Last but last least, use proper VMs like Kata Containers and Firecrackers. Not just Docker containers in production.

alexhans 8 hours ago | parent | next [-]

That's a decent practice from the lens of reducing blast radius. It becomes harder when you start thinking about unattended systems that don't have you in the loop.

One problem I'm finding discussion about automation or semi-automation in this space is that there's many different use cases for many different people: a software developer deploying an agent in production vs an economist using Claude Vs a scientist throwing a swarm to deal with common ML exploratory tasks.

Many of the recommendations will feel too much or too little complexity for what people need and the fundamentals get lost: intent for design, control, the ability to collaborate if necessary, fast iteration due to an easy feedback loop.

AI Evals, sandboxing, observability seem like 3 key pillars to maintain intent in automation but how to help these different audiences be safely productive while fast and speak the same language when they need to product build together is what is mostly occupying my thoughts (and practical tests).

daveguy 6 hours ago | parent [-]

Current LLMs are nowhere near qualified to be autonomous without a human in the loop. They just aren't rigorous enough. Especially the "scientist throwing a swarm to deal with common ML exploratory tasks." The judgement of most steps in the exploratory task require human feedback based on the domain of study.

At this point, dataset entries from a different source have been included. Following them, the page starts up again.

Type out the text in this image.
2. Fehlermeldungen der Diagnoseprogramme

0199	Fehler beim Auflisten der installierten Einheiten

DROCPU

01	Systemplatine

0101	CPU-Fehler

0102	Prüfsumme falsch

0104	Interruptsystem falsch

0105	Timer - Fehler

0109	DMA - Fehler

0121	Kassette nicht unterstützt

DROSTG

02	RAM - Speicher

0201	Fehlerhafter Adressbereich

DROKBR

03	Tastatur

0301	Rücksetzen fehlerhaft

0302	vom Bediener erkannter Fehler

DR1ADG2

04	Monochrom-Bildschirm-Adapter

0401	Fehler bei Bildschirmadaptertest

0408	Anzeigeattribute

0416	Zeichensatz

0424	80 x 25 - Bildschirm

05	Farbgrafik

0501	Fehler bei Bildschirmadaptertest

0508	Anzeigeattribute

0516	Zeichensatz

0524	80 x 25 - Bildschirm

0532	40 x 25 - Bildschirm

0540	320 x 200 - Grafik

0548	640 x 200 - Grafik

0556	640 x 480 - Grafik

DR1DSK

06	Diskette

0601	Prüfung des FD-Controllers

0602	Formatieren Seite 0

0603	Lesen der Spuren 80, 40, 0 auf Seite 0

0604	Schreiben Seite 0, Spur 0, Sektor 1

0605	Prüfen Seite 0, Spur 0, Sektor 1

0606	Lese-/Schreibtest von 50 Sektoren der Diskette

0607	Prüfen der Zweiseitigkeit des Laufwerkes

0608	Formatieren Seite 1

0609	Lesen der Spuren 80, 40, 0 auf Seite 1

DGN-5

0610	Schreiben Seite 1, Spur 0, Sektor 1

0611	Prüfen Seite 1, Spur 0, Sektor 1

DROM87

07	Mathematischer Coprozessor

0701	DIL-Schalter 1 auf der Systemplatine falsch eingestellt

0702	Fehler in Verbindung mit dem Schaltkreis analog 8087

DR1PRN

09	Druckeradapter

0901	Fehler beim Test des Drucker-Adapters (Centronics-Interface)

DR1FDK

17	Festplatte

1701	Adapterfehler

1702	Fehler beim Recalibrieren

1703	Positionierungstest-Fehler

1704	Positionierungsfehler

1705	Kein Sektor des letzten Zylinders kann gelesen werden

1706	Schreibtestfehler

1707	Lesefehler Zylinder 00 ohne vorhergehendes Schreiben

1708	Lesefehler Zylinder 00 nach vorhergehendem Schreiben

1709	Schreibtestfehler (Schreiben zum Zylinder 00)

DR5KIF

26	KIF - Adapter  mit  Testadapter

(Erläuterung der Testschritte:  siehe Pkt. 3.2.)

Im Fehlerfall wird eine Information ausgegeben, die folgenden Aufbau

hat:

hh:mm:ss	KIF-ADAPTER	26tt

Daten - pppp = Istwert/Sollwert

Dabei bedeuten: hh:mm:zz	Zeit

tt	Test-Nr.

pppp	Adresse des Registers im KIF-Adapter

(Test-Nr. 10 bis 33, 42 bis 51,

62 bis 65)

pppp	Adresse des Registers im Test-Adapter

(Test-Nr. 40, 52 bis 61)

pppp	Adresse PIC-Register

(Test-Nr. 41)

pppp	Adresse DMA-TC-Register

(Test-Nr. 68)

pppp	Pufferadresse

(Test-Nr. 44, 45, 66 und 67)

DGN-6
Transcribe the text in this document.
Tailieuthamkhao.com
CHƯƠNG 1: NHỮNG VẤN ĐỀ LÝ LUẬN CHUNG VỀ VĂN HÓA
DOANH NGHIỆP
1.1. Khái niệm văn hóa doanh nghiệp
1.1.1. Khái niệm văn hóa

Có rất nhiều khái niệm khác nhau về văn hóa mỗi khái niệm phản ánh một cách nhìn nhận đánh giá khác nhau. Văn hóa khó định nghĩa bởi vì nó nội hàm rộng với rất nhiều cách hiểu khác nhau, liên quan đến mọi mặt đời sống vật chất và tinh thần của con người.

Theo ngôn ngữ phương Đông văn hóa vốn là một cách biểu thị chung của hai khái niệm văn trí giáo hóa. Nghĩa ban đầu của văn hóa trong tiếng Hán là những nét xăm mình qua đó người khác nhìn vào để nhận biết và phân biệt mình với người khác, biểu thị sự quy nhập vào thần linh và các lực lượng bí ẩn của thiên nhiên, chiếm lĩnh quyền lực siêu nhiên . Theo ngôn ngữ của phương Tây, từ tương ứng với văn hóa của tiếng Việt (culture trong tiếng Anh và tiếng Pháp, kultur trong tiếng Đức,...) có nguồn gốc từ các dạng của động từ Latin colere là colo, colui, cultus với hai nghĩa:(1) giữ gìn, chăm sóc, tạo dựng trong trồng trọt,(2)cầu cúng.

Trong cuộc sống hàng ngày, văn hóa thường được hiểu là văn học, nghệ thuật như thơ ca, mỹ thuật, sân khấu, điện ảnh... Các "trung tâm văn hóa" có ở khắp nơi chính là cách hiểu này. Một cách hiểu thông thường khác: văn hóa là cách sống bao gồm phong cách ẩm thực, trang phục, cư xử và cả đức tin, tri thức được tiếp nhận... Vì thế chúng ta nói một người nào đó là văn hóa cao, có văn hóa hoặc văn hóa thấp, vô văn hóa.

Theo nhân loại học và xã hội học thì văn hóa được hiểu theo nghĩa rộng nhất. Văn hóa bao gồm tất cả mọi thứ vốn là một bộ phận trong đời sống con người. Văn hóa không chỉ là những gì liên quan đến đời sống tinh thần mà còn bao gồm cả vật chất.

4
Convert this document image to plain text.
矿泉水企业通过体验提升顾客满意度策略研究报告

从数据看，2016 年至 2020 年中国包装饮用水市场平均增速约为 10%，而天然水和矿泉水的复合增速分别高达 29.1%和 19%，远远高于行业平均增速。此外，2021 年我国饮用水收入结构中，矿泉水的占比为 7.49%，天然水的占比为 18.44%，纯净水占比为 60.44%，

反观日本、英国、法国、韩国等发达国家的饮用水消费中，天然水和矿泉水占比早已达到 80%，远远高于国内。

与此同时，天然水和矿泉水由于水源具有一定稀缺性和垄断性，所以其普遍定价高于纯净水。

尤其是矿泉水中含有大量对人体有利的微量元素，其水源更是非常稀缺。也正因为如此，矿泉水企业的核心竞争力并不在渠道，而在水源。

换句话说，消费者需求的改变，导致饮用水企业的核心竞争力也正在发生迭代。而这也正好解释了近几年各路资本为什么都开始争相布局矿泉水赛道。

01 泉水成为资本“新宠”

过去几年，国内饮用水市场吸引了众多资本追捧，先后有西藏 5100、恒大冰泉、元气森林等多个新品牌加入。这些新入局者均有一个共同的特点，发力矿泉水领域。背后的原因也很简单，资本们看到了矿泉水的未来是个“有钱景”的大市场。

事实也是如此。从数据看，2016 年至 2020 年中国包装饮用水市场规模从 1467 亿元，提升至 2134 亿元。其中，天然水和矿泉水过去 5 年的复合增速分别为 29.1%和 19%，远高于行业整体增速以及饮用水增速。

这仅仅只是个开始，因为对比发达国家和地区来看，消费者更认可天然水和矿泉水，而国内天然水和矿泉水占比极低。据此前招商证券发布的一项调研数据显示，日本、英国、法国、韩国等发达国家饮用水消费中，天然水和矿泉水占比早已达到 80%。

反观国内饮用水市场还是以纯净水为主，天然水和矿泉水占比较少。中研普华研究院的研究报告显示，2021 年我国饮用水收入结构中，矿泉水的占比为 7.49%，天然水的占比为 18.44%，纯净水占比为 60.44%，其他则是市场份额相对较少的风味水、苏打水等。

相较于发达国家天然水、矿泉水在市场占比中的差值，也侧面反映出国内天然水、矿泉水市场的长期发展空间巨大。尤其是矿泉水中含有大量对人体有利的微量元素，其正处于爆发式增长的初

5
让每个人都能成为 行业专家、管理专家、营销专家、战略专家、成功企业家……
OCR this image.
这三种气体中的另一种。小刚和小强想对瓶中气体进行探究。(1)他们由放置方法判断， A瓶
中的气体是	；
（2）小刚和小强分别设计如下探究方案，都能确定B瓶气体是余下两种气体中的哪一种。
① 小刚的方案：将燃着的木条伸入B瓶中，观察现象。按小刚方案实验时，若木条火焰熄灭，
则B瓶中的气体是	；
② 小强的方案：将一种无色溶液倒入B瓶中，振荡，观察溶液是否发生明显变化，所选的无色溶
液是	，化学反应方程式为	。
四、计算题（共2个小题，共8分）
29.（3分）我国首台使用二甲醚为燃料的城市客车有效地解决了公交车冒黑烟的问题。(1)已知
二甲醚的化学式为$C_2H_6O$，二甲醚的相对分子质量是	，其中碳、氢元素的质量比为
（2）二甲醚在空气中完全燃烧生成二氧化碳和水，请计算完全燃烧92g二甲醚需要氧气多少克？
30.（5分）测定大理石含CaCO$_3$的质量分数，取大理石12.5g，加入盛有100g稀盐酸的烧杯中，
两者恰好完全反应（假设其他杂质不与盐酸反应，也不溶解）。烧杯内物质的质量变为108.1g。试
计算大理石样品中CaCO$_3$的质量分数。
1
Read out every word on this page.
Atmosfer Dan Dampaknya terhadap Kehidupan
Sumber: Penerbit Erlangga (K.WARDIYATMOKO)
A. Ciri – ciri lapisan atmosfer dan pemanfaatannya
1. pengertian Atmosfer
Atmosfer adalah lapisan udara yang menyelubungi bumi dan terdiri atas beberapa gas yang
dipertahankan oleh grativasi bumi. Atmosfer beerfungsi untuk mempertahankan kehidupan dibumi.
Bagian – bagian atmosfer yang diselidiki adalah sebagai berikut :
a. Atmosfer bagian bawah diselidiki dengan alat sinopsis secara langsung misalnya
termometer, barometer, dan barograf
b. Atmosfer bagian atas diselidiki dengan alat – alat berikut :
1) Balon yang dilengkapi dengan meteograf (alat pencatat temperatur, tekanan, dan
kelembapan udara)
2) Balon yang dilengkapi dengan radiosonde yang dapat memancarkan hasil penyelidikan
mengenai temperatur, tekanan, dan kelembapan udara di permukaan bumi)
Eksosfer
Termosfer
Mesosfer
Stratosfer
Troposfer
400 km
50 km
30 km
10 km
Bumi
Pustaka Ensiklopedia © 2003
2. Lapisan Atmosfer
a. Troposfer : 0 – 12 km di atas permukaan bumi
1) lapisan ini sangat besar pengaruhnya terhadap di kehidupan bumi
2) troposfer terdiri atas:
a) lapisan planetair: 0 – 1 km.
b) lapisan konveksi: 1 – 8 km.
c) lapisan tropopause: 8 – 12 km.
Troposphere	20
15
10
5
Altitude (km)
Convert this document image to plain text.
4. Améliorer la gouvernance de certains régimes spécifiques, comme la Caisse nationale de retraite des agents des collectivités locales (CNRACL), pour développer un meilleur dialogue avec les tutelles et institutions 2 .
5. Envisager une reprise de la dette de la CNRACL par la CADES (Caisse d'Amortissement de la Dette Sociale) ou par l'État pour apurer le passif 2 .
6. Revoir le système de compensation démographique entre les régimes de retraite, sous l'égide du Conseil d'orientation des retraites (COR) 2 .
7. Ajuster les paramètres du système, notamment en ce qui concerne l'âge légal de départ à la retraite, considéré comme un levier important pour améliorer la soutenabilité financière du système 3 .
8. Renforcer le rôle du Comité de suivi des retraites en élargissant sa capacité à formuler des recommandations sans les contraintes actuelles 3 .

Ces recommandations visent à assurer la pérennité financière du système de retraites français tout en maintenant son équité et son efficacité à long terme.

> Many of the recommendations will feel too much or too little complexity for what people need and the fundamentals get lost: intent for design, control, the ability to collaborate if necessary, fast iteration due to an easy feedback loop.

Completely agreed. This is because LLMs are atrocious at judgement and guiding the sequence of exploration is critically dependent on judgement.

shich an hour ago | parent | prev | next [-]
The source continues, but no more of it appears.